The other problem with Gilmore, to a pinko like me anyway, is his positions. For his spotlight video, Gilmore asked us YouTubers to tell him our personal stories about how we feel our First and Second Amendment rights or our right to private property (our “essential freedoms” as the title suggests) have been eroded or threatened.

I loves me some essential freedoms, particularly that there First Amendment (which allows me to be this obnoxious on a blog and not wind up in prison…for now). Unfortunately, Gilmore ain’t talkin’ about that hippie kind of free speech. He quickly brings up the McCain-Feingold act that attempted to reform campaign finance by regulating massive soft money contributions (nice job that did); you can’t be a good Republican unless you hate on campaign finance reform (Obama-envy, anyone?), because everybody knows that some people deserve more speech than others.

Gilmore then goes on to mention the Second Amendment, our blessed right to keep and bear assault weapons and bazooka and maybe one of Gallagher’s ICBMWs (intercontinental ballistic missile Winnebagos). Personally, I don’t know what Gilmore is talking about: even though I personally didn’t feel the need for a 30-round clip to jam into a fully-automatic rifle, the prior Republican Congress let the Assault Weapons Ban (not that it banned much) fade into the sunset anyway, so if anything, we’ve taken a step back. And what the hell do I need an assault weapon for, anyway? To defend my home? I’ve got two pistols and a defensive position that I dare you to provoke in a late-night home invasion. To take down a deer? What, an armored deer? On a moped?

No, the citizenry is supposed to keep and bear military-grade weaponry, as I was reminded (irony of ironies) one night when I infiltrated a Buckhead Young Republicans meeting, in order to protect itself from the rise of a tyrannical government. Some buzzcut-sporting, philandering (that hot Asian babe he couldn’t stop touching was not his wife) young man got up and asked then-candidate for state Attorney General Robert Highsmith (why do you think I went?) if he, as AG, would sign the permit applications for citizens to legally purchase things like “assault rifles and silencers,” because, he argued, the traditional “sportsman” justification for the Second Amendment didn’t go far enough toward its true anti-tyranny principles.

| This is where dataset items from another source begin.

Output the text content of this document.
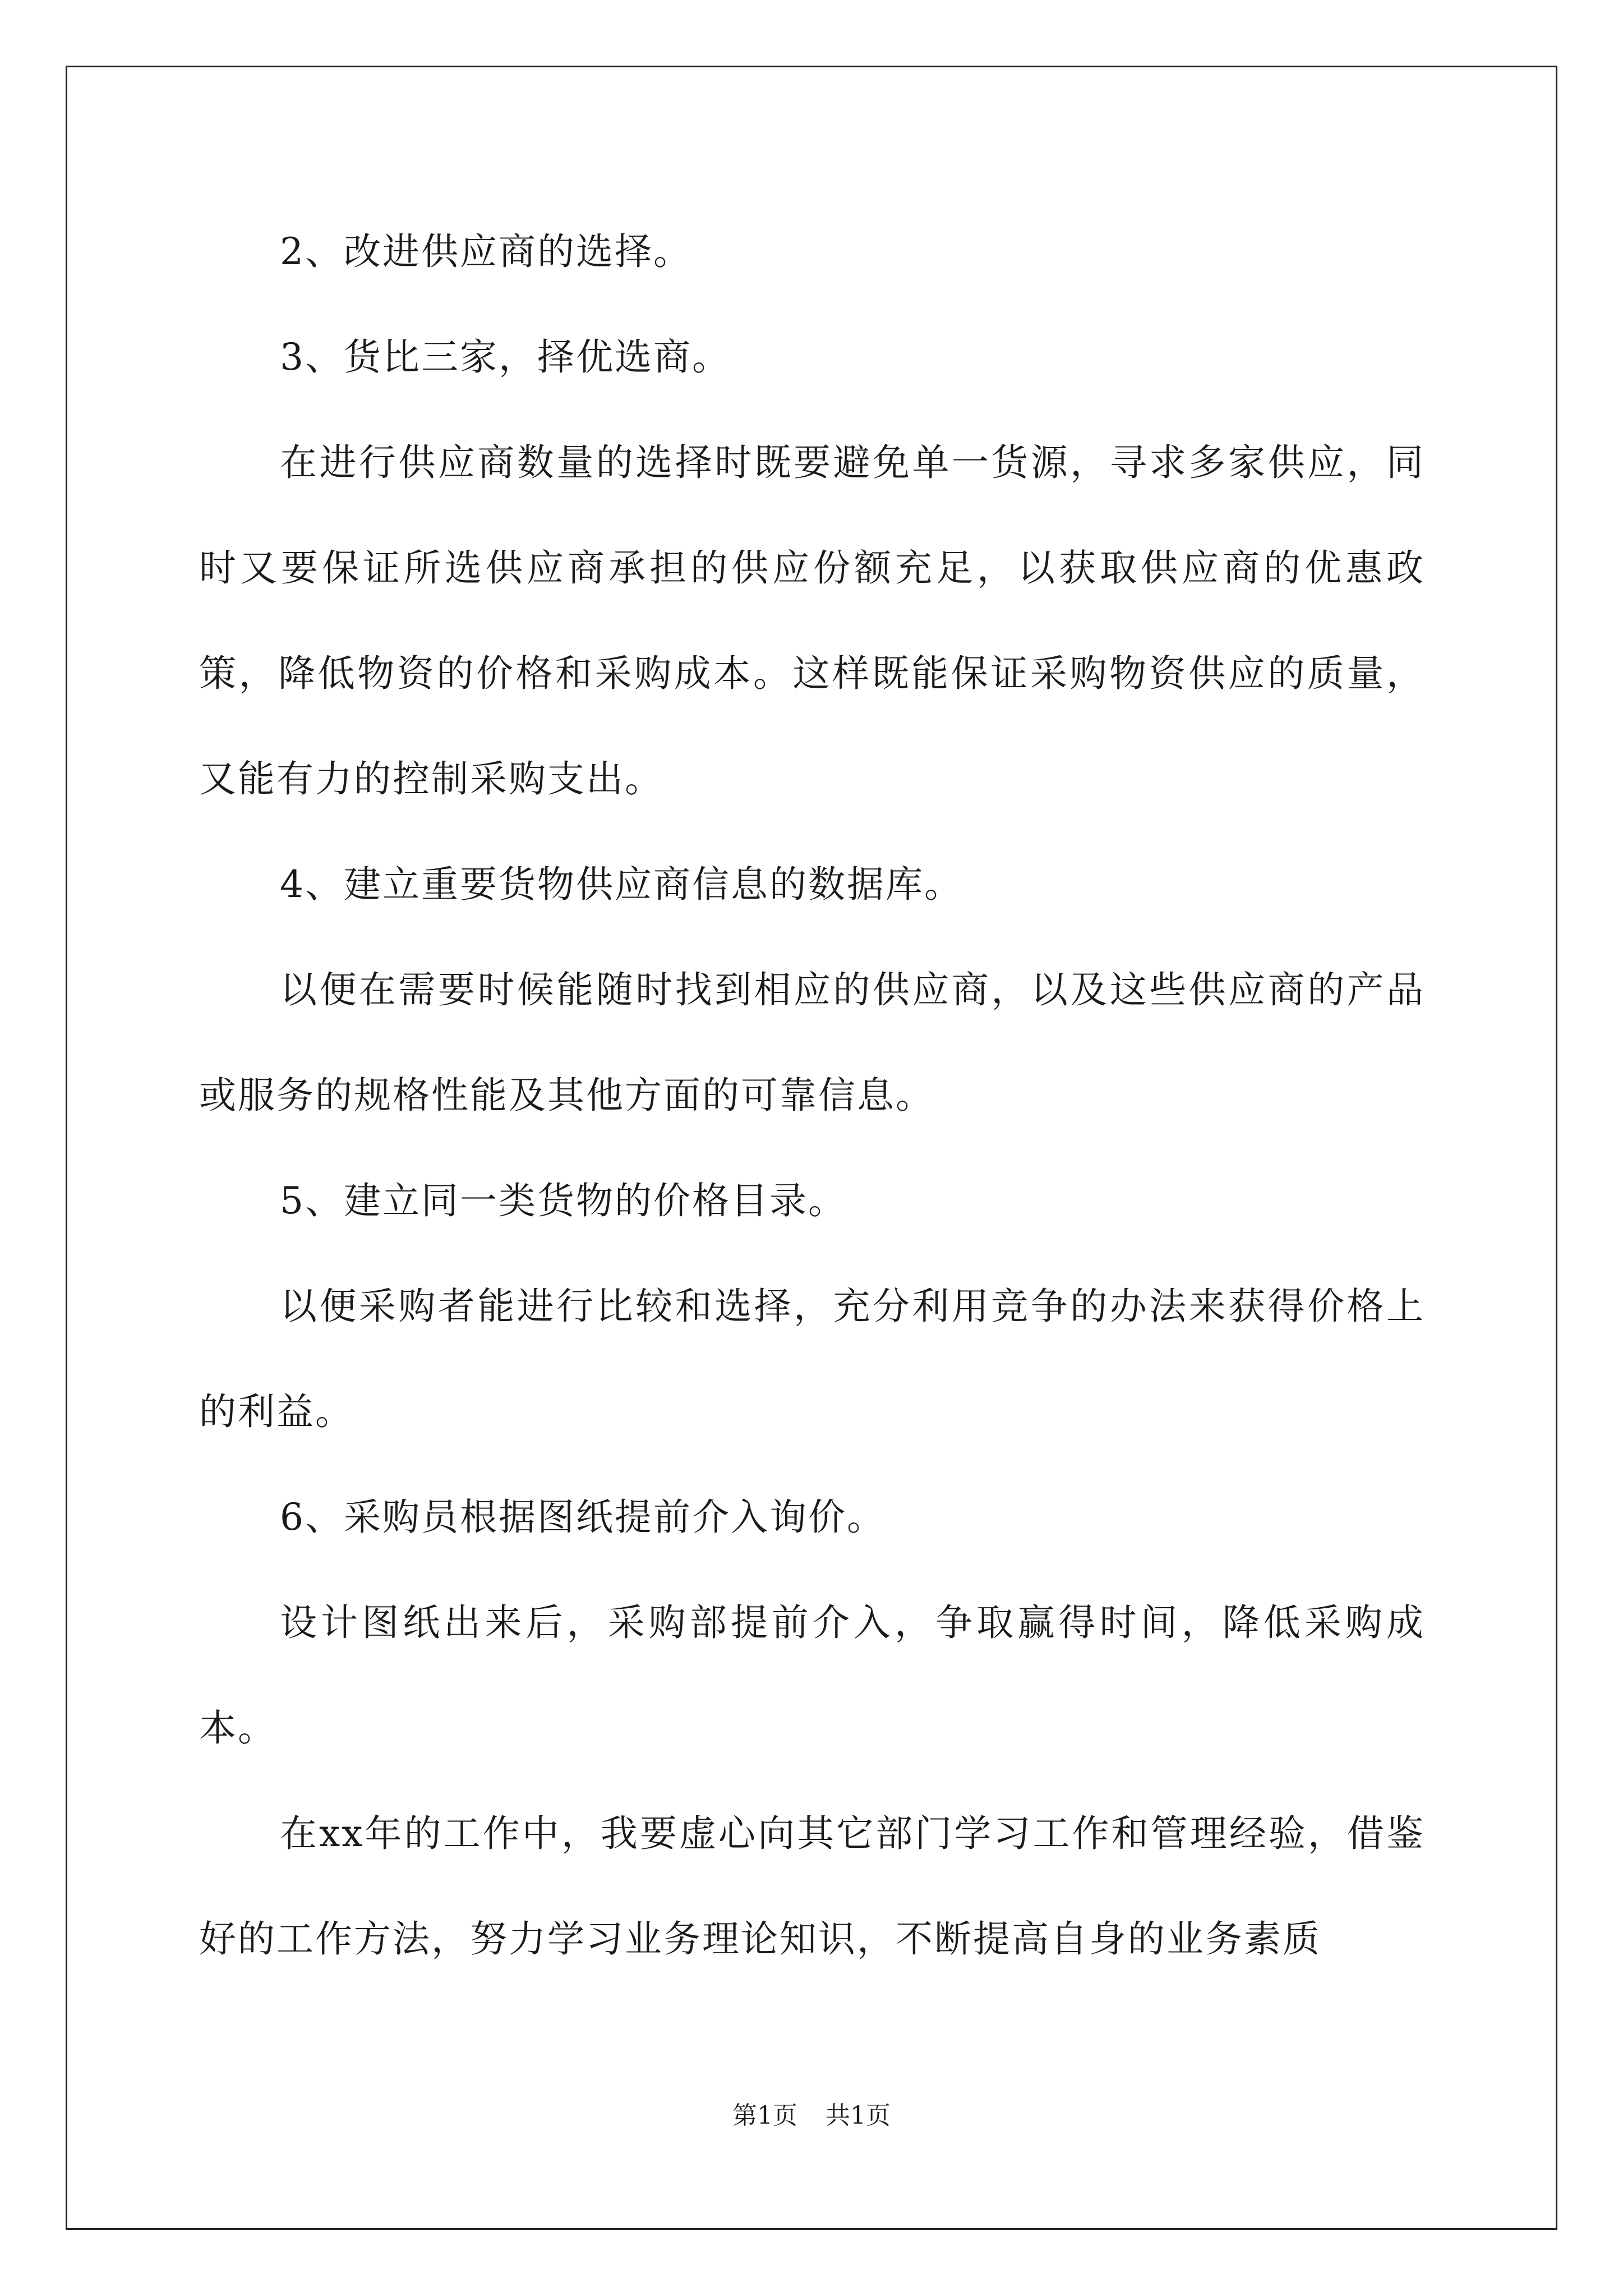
2、改进供应商的选择。

3、货比三家，择优选商。

在进行供应商数量的选择时既要避免单一货源，寻求多家供应，同时又要保证所选供应商承担的供应份额充足，以获取供应商的优惠政策，降低物资的价格和采购成本。这样既能保证采购物资供应的质量，又能有力的控制采购支出。

4、建立重要货物供应商信息的数据库。

以便在需要时候能随时找到相应的供应商，以及这些供应商的产品或服务的规格性能及其他方面的可靠信息。

5、建立同一类货物的价格目录。

以便采购者能进行比较和选择，充分利用竞争的办法来获得价格上的利益。

6、采购员根据图纸提前介入询价。

设计图纸出来后，采购部提前介入，争取赢得时间，降低采购成本。

在xx年的工作中，我要虚心向其它部门学习工作和管理经验，借鉴好的工作方法，努力学习业务理论知识，不断提高自身的业务素质

第1页 共1页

Set aside the fact that Uzis in the hands of citizens are only going to do so much to stop M-1 Abrams tanks and such, but this guy was raising the threat of tyrannical rule at a Young Republican meeting during the heady days of Abu Ghraib, Camp X-Ray, illegal NSA wiretaps, and Lord knows what else.

It took all my will power not to stand up and say, “Dude, you need to be coming to our meetings.” If you don’t like tyranny, quit bloody voting for it.

Anyway, without further ado, my response to Gov. Gilmore about my fine-and-dandy Second Amendment rights.

Quicktime format. Episode page.

Oh, and P.S. “Ron Paul.” :-P

P.P.S. Interesting and fun to know fact #79: about an hour after I finished filming this clip last night, I distinctly heard 9-10 shots fired, just several hundred yards south of here. Gotta love the ‘hood.